Kretsch Rachael C, Hummer Alissa M, He Shujun, Yuan Rongqing, Zhang Jing, Karagianes Thomas, Cong Qian, Kryshtafovych Andriy, Das Rhiju
Biophysics Program, Stanford University School of Medicine, Stanford, CA, USA.
Howard Hughes Medical Institute, Stanford University, Stanford, CA, USA.
bioRxiv. 2025 May 10:2025.05.06.652459. doi: 10.1101/2025.05.06.652459.

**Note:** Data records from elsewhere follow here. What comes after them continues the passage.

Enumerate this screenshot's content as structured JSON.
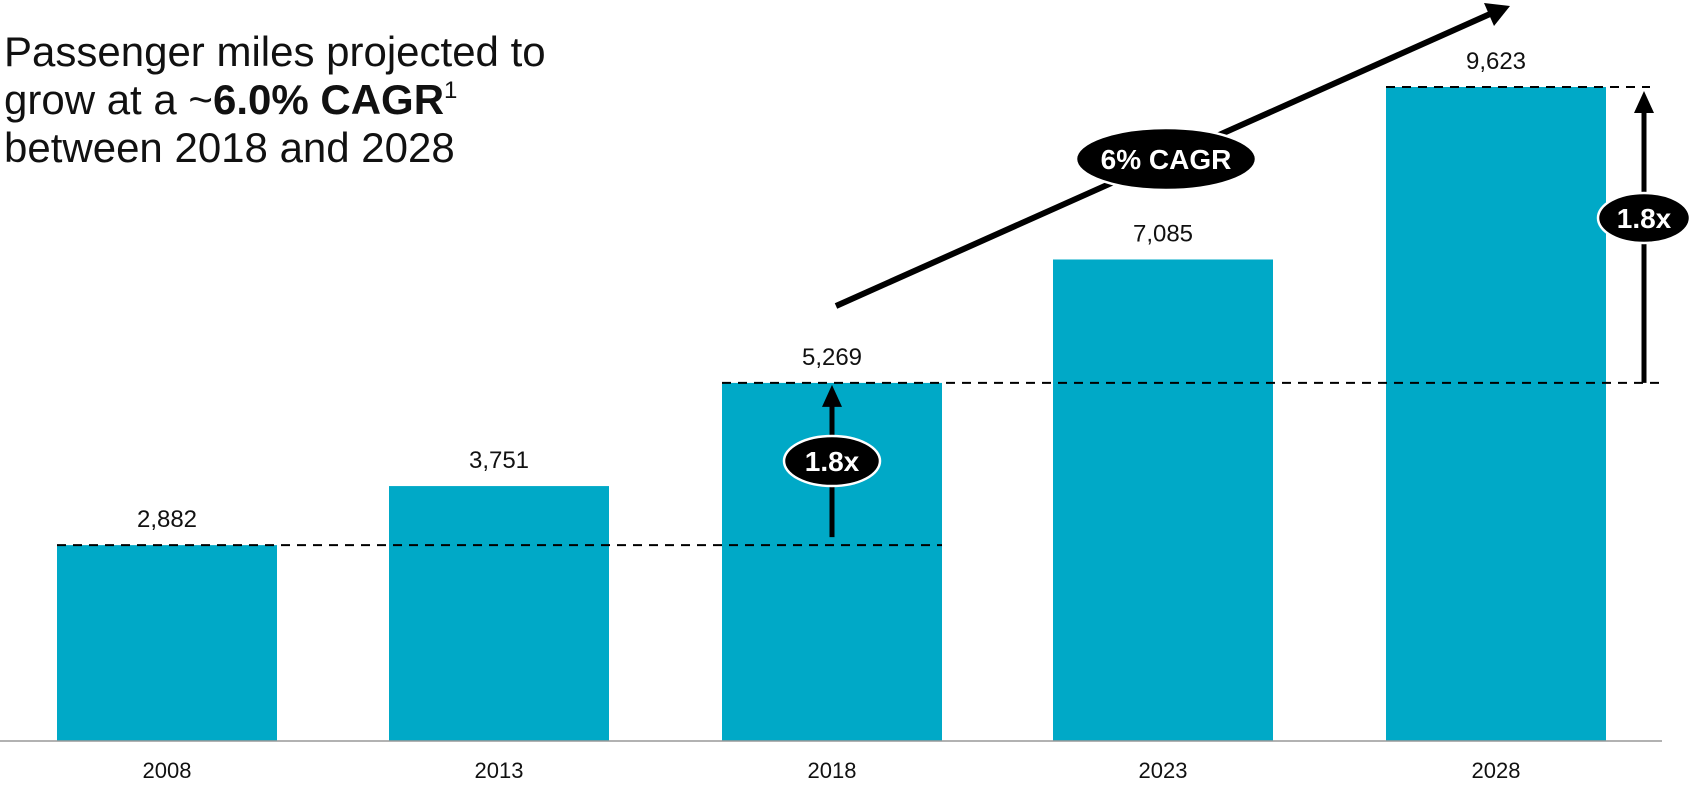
{
  "title": {
    "line1": "Passenger miles projected to",
    "line2_pre": "grow at a ~",
    "line2_bold": "6.0% CAGR",
    "footnote": "1",
    "line3": "between 2018 and 2028"
  },
  "colors": {
    "bar": "#00A9C7",
    "ink": "#000000"
  },
  "annotations": {
    "cagr_label": "6% CAGR",
    "multiple_2008_2018": "1.8x",
    "multiple_2018_2028": "1.8x"
  },
  "chart_data": {
    "type": "bar",
    "categories": [
      "2008",
      "2013",
      "2018",
      "2023",
      "2028"
    ],
    "values": [
      2882,
      3751,
      5269,
      7085,
      9623
    ],
    "value_labels": [
      "2,882",
      "3,751",
      "5,269",
      "7,085",
      "9,623"
    ],
    "title": "Passenger miles projected to grow at a ~6.0% CAGR between 2018 and 2028",
    "xlabel": "",
    "ylabel": "",
    "ylim": [
      0,
      9623
    ],
    "grid": false,
    "legend": "none"
  }
}
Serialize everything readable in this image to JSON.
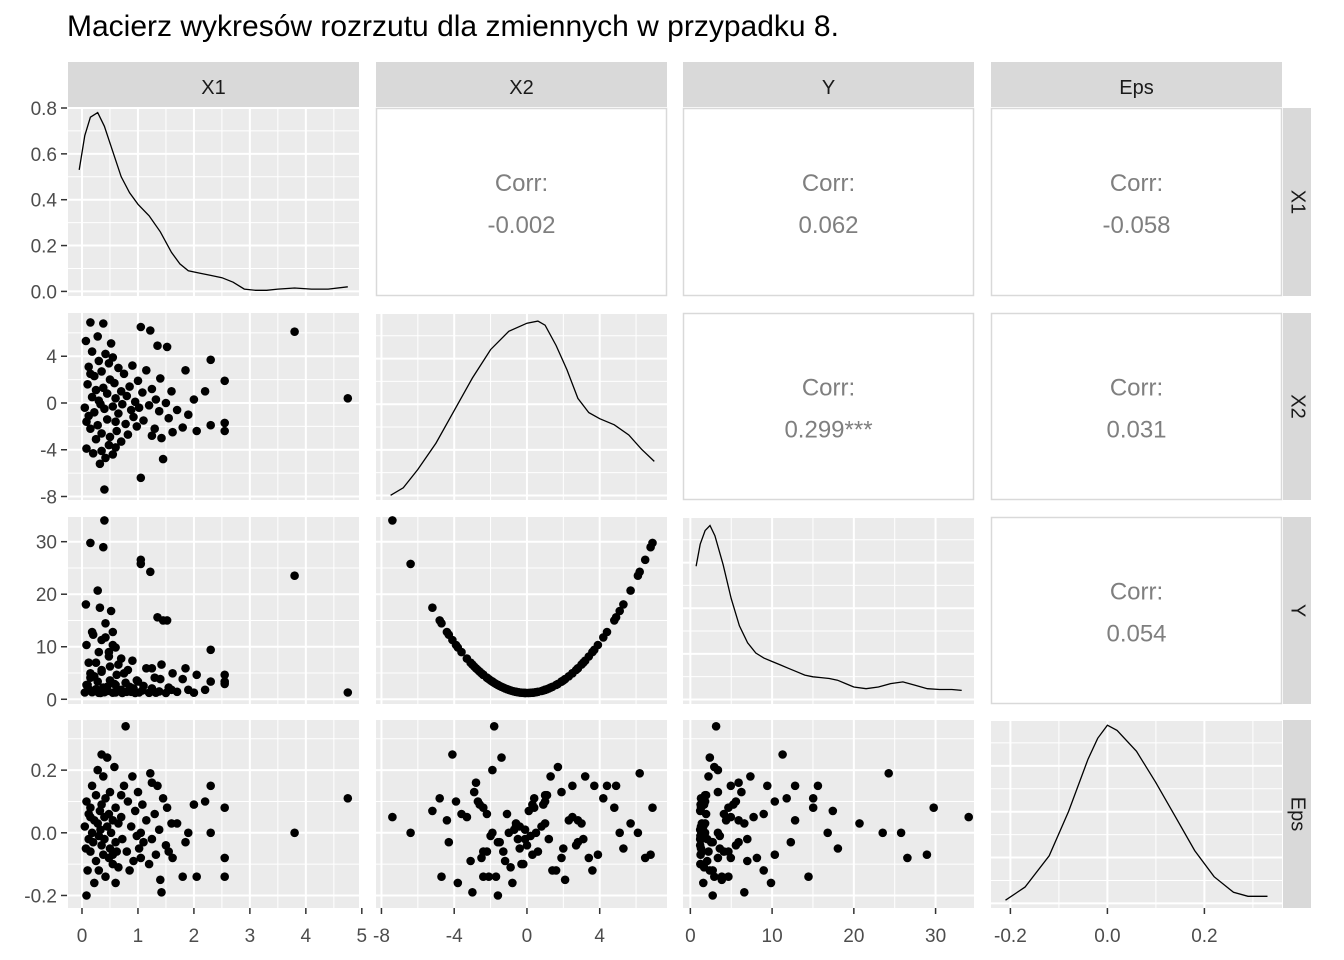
{
  "page": {
    "title": "Macierz wykresów rozrzutu dla zmiennych w przypadku 8."
  },
  "colors": {
    "panel_bg": "#ebebeb",
    "grid": "#ffffff",
    "strip_bg": "#d9d9d9",
    "point": "#000000",
    "corr_text": "#7f7f7f",
    "axis_text": "#4d4d4d"
  },
  "chart_data": {
    "type": "scatter",
    "variables": [
      "X1",
      "X2",
      "Y",
      "Eps"
    ],
    "ranges": {
      "X1": [
        -0.25,
        4.95
      ],
      "X2": [
        -8.3,
        7.7
      ],
      "Y": [
        -0.9,
        34.7
      ],
      "Eps": [
        -0.24,
        0.36
      ]
    },
    "density_range": [
      -0.02,
      0.8
    ],
    "ticks": {
      "X1": [
        "0",
        "1",
        "2",
        "3",
        "4",
        "5"
      ],
      "X2": [
        "-8",
        "-4",
        "0",
        "4"
      ],
      "Y": [
        "0",
        "10",
        "20",
        "30"
      ],
      "Eps": [
        "-0.2",
        "0.0",
        "0.2"
      ],
      "density": [
        "0.0",
        "0.2",
        "0.4",
        "0.6",
        "0.8"
      ]
    },
    "correlations": [
      {
        "row": "X1",
        "col": "X2",
        "label": "Corr:",
        "value": "-0.002"
      },
      {
        "row": "X1",
        "col": "Y",
        "label": "Corr:",
        "value": "0.062"
      },
      {
        "row": "X1",
        "col": "Eps",
        "label": "Corr:",
        "value": "-0.058"
      },
      {
        "row": "X2",
        "col": "Y",
        "label": "Corr:",
        "value": "0.299***"
      },
      {
        "row": "X2",
        "col": "Eps",
        "label": "Corr:",
        "value": "0.031"
      },
      {
        "row": "Y",
        "col": "Eps",
        "label": "Corr:",
        "value": "0.054"
      }
    ],
    "density": {
      "X1": [
        [
          -0.05,
          0.53
        ],
        [
          0.05,
          0.68
        ],
        [
          0.15,
          0.76
        ],
        [
          0.28,
          0.78
        ],
        [
          0.4,
          0.72
        ],
        [
          0.55,
          0.61
        ],
        [
          0.7,
          0.5
        ],
        [
          0.85,
          0.43
        ],
        [
          1.0,
          0.38
        ],
        [
          1.2,
          0.33
        ],
        [
          1.4,
          0.26
        ],
        [
          1.6,
          0.17
        ],
        [
          1.75,
          0.12
        ],
        [
          1.9,
          0.09
        ],
        [
          2.1,
          0.08
        ],
        [
          2.3,
          0.07
        ],
        [
          2.5,
          0.06
        ],
        [
          2.7,
          0.04
        ],
        [
          2.9,
          0.01
        ],
        [
          3.1,
          0.005
        ],
        [
          3.3,
          0.005
        ],
        [
          3.5,
          0.01
        ],
        [
          3.8,
          0.015
        ],
        [
          4.1,
          0.01
        ],
        [
          4.4,
          0.01
        ],
        [
          4.75,
          0.02
        ]
      ],
      "X2": [
        [
          -7.5,
          0.003
        ],
        [
          -6.8,
          0.04
        ],
        [
          -6.0,
          0.13
        ],
        [
          -5.0,
          0.26
        ],
        [
          -4.0,
          0.42
        ],
        [
          -3.0,
          0.58
        ],
        [
          -2.0,
          0.72
        ],
        [
          -1.0,
          0.81
        ],
        [
          0,
          0.85
        ],
        [
          0.6,
          0.86
        ],
        [
          1.0,
          0.84
        ],
        [
          1.6,
          0.74
        ],
        [
          2.2,
          0.62
        ],
        [
          2.8,
          0.48
        ],
        [
          3.4,
          0.41
        ],
        [
          4.0,
          0.38
        ],
        [
          4.8,
          0.35
        ],
        [
          5.6,
          0.3
        ],
        [
          6.3,
          0.23
        ],
        [
          7.0,
          0.17
        ]
      ],
      "Y": [
        [
          0.7,
          0.79
        ],
        [
          1.2,
          0.92
        ],
        [
          1.8,
          1.0
        ],
        [
          2.4,
          1.03
        ],
        [
          3.0,
          0.97
        ],
        [
          4.0,
          0.8
        ],
        [
          5.0,
          0.6
        ],
        [
          6.0,
          0.44
        ],
        [
          7.0,
          0.34
        ],
        [
          8.0,
          0.28
        ],
        [
          9.0,
          0.25
        ],
        [
          10.0,
          0.23
        ],
        [
          11.0,
          0.21
        ],
        [
          12.0,
          0.19
        ],
        [
          13.0,
          0.17
        ],
        [
          14.0,
          0.15
        ],
        [
          15.0,
          0.14
        ],
        [
          16.0,
          0.135
        ],
        [
          17.0,
          0.13
        ],
        [
          18.0,
          0.12
        ],
        [
          19.0,
          0.1
        ],
        [
          20.0,
          0.08
        ],
        [
          21.5,
          0.07
        ],
        [
          23.0,
          0.08
        ],
        [
          24.5,
          0.1
        ],
        [
          26.0,
          0.11
        ],
        [
          27.5,
          0.09
        ],
        [
          29.0,
          0.07
        ],
        [
          30.5,
          0.065
        ],
        [
          32.0,
          0.065
        ],
        [
          33.2,
          0.06
        ]
      ],
      "Eps": [
        [
          -0.21,
          0.01
        ],
        [
          -0.17,
          0.06
        ],
        [
          -0.12,
          0.18
        ],
        [
          -0.08,
          0.35
        ],
        [
          -0.04,
          0.55
        ],
        [
          -0.02,
          0.63
        ],
        [
          0.0,
          0.68
        ],
        [
          0.02,
          0.66
        ],
        [
          0.06,
          0.58
        ],
        [
          0.1,
          0.46
        ],
        [
          0.14,
          0.33
        ],
        [
          0.18,
          0.2
        ],
        [
          0.22,
          0.1
        ],
        [
          0.26,
          0.04
        ],
        [
          0.29,
          0.025
        ],
        [
          0.33,
          0.025
        ]
      ]
    },
    "points": [
      {
        "x1": 0.05,
        "x2": -0.4,
        "eps": 0.02
      },
      {
        "x1": 0.07,
        "x2": 5.3,
        "eps": -0.05
      },
      {
        "x1": 0.08,
        "x2": -3.9,
        "eps": 0.1
      },
      {
        "x1": 0.1,
        "x2": 1.6,
        "eps": -0.12
      },
      {
        "x1": 0.12,
        "x2": -1.1,
        "eps": 0.06
      },
      {
        "x1": 0.12,
        "x2": 3.1,
        "eps": -0.02
      },
      {
        "x1": 0.15,
        "x2": 6.9,
        "eps": 0.08
      },
      {
        "x1": 0.15,
        "x2": -2.2,
        "eps": -0.06
      },
      {
        "x1": 0.18,
        "x2": 0.5,
        "eps": 0.0
      },
      {
        "x1": 0.18,
        "x2": 4.4,
        "eps": 0.15
      },
      {
        "x1": 0.2,
        "x2": -4.3,
        "eps": -0.03
      },
      {
        "x1": 0.22,
        "x2": 2.3,
        "eps": 0.04
      },
      {
        "x1": 0.22,
        "x2": -0.8,
        "eps": -0.16
      },
      {
        "x1": 0.25,
        "x2": 1.1,
        "eps": 0.12
      },
      {
        "x1": 0.25,
        "x2": -3.1,
        "eps": -0.09
      },
      {
        "x1": 0.28,
        "x2": 5.7,
        "eps": 0.03
      },
      {
        "x1": 0.28,
        "x2": -1.9,
        "eps": 0.2
      },
      {
        "x1": 0.3,
        "x2": 0.2,
        "eps": -0.01
      },
      {
        "x1": 0.3,
        "x2": 3.6,
        "eps": -0.12
      },
      {
        "x1": 0.32,
        "x2": -5.2,
        "eps": 0.07
      },
      {
        "x1": 0.33,
        "x2": -0.1,
        "eps": 0.01
      },
      {
        "x1": 0.35,
        "x2": 2.7,
        "eps": -0.04
      },
      {
        "x1": 0.35,
        "x2": -2.6,
        "eps": 0.09
      },
      {
        "x1": 0.38,
        "x2": 6.8,
        "eps": -0.07
      },
      {
        "x1": 0.38,
        "x2": 1.3,
        "eps": 0.18
      },
      {
        "x1": 0.4,
        "x2": -7.4,
        "eps": 0.05
      },
      {
        "x1": 0.4,
        "x2": -0.5,
        "eps": -0.02
      },
      {
        "x1": 0.42,
        "x2": 4.2,
        "eps": 0.11
      },
      {
        "x1": 0.42,
        "x2": -4.7,
        "eps": -0.14
      },
      {
        "x1": 0.45,
        "x2": 0.8,
        "eps": 0.02
      },
      {
        "x1": 0.45,
        "x2": -1.4,
        "eps": 0.24
      },
      {
        "x1": 0.48,
        "x2": 3.4,
        "eps": -0.08
      },
      {
        "x1": 0.48,
        "x2": -3.6,
        "eps": 0.06
      },
      {
        "x1": 0.5,
        "x2": 2.0,
        "eps": -0.05
      },
      {
        "x1": 0.5,
        "x2": -2.9,
        "eps": 0.13
      },
      {
        "x1": 0.52,
        "x2": 5.1,
        "eps": 0.0
      },
      {
        "x1": 0.55,
        "x2": -0.3,
        "eps": -0.1
      },
      {
        "x1": 0.55,
        "x2": -4.4,
        "eps": 0.04
      },
      {
        "x1": 0.58,
        "x2": 1.7,
        "eps": 0.21
      },
      {
        "x1": 0.6,
        "x2": -1.6,
        "eps": -0.03
      },
      {
        "x1": 0.6,
        "x2": 0.4,
        "eps": 0.08
      },
      {
        "x1": 0.62,
        "x2": -2.4,
        "eps": -0.06
      },
      {
        "x1": 0.65,
        "x2": 3.0,
        "eps": 0.03
      },
      {
        "x1": 0.65,
        "x2": -0.9,
        "eps": -0.11
      },
      {
        "x1": 0.7,
        "x2": 1.0,
        "eps": 0.12
      },
      {
        "x1": 0.7,
        "x2": -3.3,
        "eps": 0.05
      },
      {
        "x1": 0.72,
        "x2": -0.1,
        "eps": -0.02
      },
      {
        "x1": 0.75,
        "x2": 2.5,
        "eps": 0.15
      },
      {
        "x1": 0.78,
        "x2": -1.8,
        "eps": 0.34
      },
      {
        "x1": 0.8,
        "x2": 0.6,
        "eps": -0.06
      },
      {
        "x1": 0.82,
        "x2": -2.7,
        "eps": 0.1
      },
      {
        "x1": 0.85,
        "x2": 1.4,
        "eps": -0.12
      },
      {
        "x1": 0.88,
        "x2": -0.6,
        "eps": 0.02
      },
      {
        "x1": 0.9,
        "x2": 3.2,
        "eps": 0.18
      },
      {
        "x1": 0.92,
        "x2": -1.2,
        "eps": -0.09
      },
      {
        "x1": 0.95,
        "x2": 0.1,
        "eps": 0.07
      },
      {
        "x1": 0.98,
        "x2": -2.0,
        "eps": -0.01
      },
      {
        "x1": 1.0,
        "x2": 1.9,
        "eps": 0.13
      },
      {
        "x1": 1.02,
        "x2": -0.4,
        "eps": -0.05
      },
      {
        "x1": 1.05,
        "x2": -6.4,
        "eps": 0.0
      },
      {
        "x1": 1.05,
        "x2": 6.5,
        "eps": -0.08
      },
      {
        "x1": 1.08,
        "x2": 0.9,
        "eps": 0.09
      },
      {
        "x1": 1.1,
        "x2": -1.5,
        "eps": -0.03
      },
      {
        "x1": 1.15,
        "x2": 2.8,
        "eps": 0.04
      },
      {
        "x1": 1.2,
        "x2": -0.2,
        "eps": -0.1
      },
      {
        "x1": 1.22,
        "x2": 6.2,
        "eps": 0.19
      },
      {
        "x1": 1.25,
        "x2": 1.2,
        "eps": -0.02
      },
      {
        "x1": 1.3,
        "x2": -2.2,
        "eps": 0.06
      },
      {
        "x1": 1.32,
        "x2": 0.3,
        "eps": -0.07
      },
      {
        "x1": 1.35,
        "x2": 4.9,
        "eps": 0.15
      },
      {
        "x1": 1.38,
        "x2": -0.7,
        "eps": 0.01
      },
      {
        "x1": 1.4,
        "x2": 2.1,
        "eps": -0.15
      },
      {
        "x1": 1.42,
        "x2": -3.0,
        "eps": -0.19
      },
      {
        "x1": 1.45,
        "x2": -4.8,
        "eps": 0.11
      },
      {
        "x1": 1.5,
        "x2": 0.0,
        "eps": -0.04
      },
      {
        "x1": 1.52,
        "x2": 4.8,
        "eps": 0.08
      },
      {
        "x1": 1.55,
        "x2": -1.3,
        "eps": -0.06
      },
      {
        "x1": 1.6,
        "x2": 1.0,
        "eps": 0.03
      },
      {
        "x1": 1.62,
        "x2": -2.5,
        "eps": -0.08
      },
      {
        "x1": 1.7,
        "x2": -0.6,
        "eps": 0.03
      },
      {
        "x1": 1.8,
        "x2": -2.1,
        "eps": -0.14
      },
      {
        "x1": 1.85,
        "x2": 2.8,
        "eps": -0.03
      },
      {
        "x1": 1.9,
        "x2": -1.0,
        "eps": 0.0
      },
      {
        "x1": 2.0,
        "x2": 0.3,
        "eps": 0.09
      },
      {
        "x1": 2.05,
        "x2": -2.4,
        "eps": -0.14
      },
      {
        "x1": 2.2,
        "x2": 1.0,
        "eps": 0.1
      },
      {
        "x1": 2.3,
        "x2": 3.7,
        "eps": 0.15
      },
      {
        "x1": 2.3,
        "x2": -1.9,
        "eps": 0.0
      },
      {
        "x1": 2.55,
        "x2": 1.9,
        "eps": -0.08
      },
      {
        "x1": 2.55,
        "x2": -1.7,
        "eps": -0.14
      },
      {
        "x1": 2.55,
        "x2": -2.4,
        "eps": 0.08
      },
      {
        "x1": 3.8,
        "x2": 6.1,
        "eps": 0.0
      },
      {
        "x1": 4.75,
        "x2": 0.4,
        "eps": 0.11
      },
      {
        "x1": 0.08,
        "x2": -1.6,
        "eps": -0.2
      },
      {
        "x1": 0.35,
        "x2": -4.1,
        "eps": 0.25
      },
      {
        "x1": 0.6,
        "x2": -3.8,
        "eps": -0.16
      },
      {
        "x1": 0.15,
        "x2": 2.5,
        "eps": 0.05
      },
      {
        "x1": 0.55,
        "x2": 3.9,
        "eps": -0.07
      },
      {
        "x1": 1.25,
        "x2": -2.8,
        "eps": 0.16
      }
    ]
  }
}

Consistently accurate 3D nucleic acid structure prediction would facilitate studies of the diverse RNA and DNA molecules underlying life. In CASP16, blind predictions for 42 targets canvassing a full array of nucleic acid functions, from dopamine binding by DNA to formation of elaborate RNA nanocages, were submitted by 65 groups from 46 different labs worldwide. In contrast to concurrent protein structure predictions, performance on nucleic acids was generally poor, with no predictions of previously unseen natural RNA structures achieving TM-scores above 0.8. Even though automated server performance has improved, all top-performing groups were human expert predictors: Vfold, GuangzhouRNA-human, and KiharaLab. Good performance on one template-free modeling target (OLE RNA) and accurate global secondary structure prediction suggested that structural information can be extracted from multiple sequence alignments. However, 3D accuracy generally appeared to depend on the availability of closely related 3D structures, and predictions still did not achieve consistent recovery of pseudoknots, singlet Watson-Crick-Franklin pairs, non-canonical pairs, or tertiary motifs like A-minor interactions. For the first time, blind predictions of nucleic acid interactions with small molecules, proteins, and other nucleic acids could be assessed in CASP16. As with nucleic acid monomers, prediction accuracy for nucleic acid complexes was generally poor unless 3D templates were available. Accounting for template availability, there has not been a notable increase in nucleic acid modeling accuracy between previous blind challenges and CASP16.
始终准确的三维核酸结构预测将有助于对构成生命基础的各种RNA和DNA分子进行研究。在蛋白质结构预测关键评估(CASP)16中,来自全球46个不同实验室的65个团队提交了对42个目标的盲测预测,这些目标涵盖了从DNA与多巴胺结合到复杂RNA纳米笼形成的全系列核酸功能。与同时进行的蛋白质结构预测相比,核酸预测的性能普遍较差,没有一个对之前未见的天然RNA结构的预测能达到TM分数高于0.8。尽管自动化服务器性能有所提高,但所有表现最佳的团队都是人类专家预测者:Vfold、广州RNA-人类团队和ihara实验室。在一个无模板建模目标(OLE RNA)上的良好性能以及准确的全局二级结构预测表明,可以从多序列比对中提取结构信息。然而,三维准确性似乎总体上取决于密切相关的三维结构的可用性,并且预测仍然无法一致地恢复假结、单链沃森-克里克-富兰克林碱基对、非规范碱基对或诸如A- minor相互作用等三级基序。在CASP16中首次可以评估核酸与小分子、蛋白质和其他核酸相互作用的盲测预测。与核酸单体一样,除非有三维模板可用,核酸复合物的预测准确性通常较差。考虑到模板的可用性,在之前的盲测挑战和CASP16之间,核酸建模准确性并没有显著提高。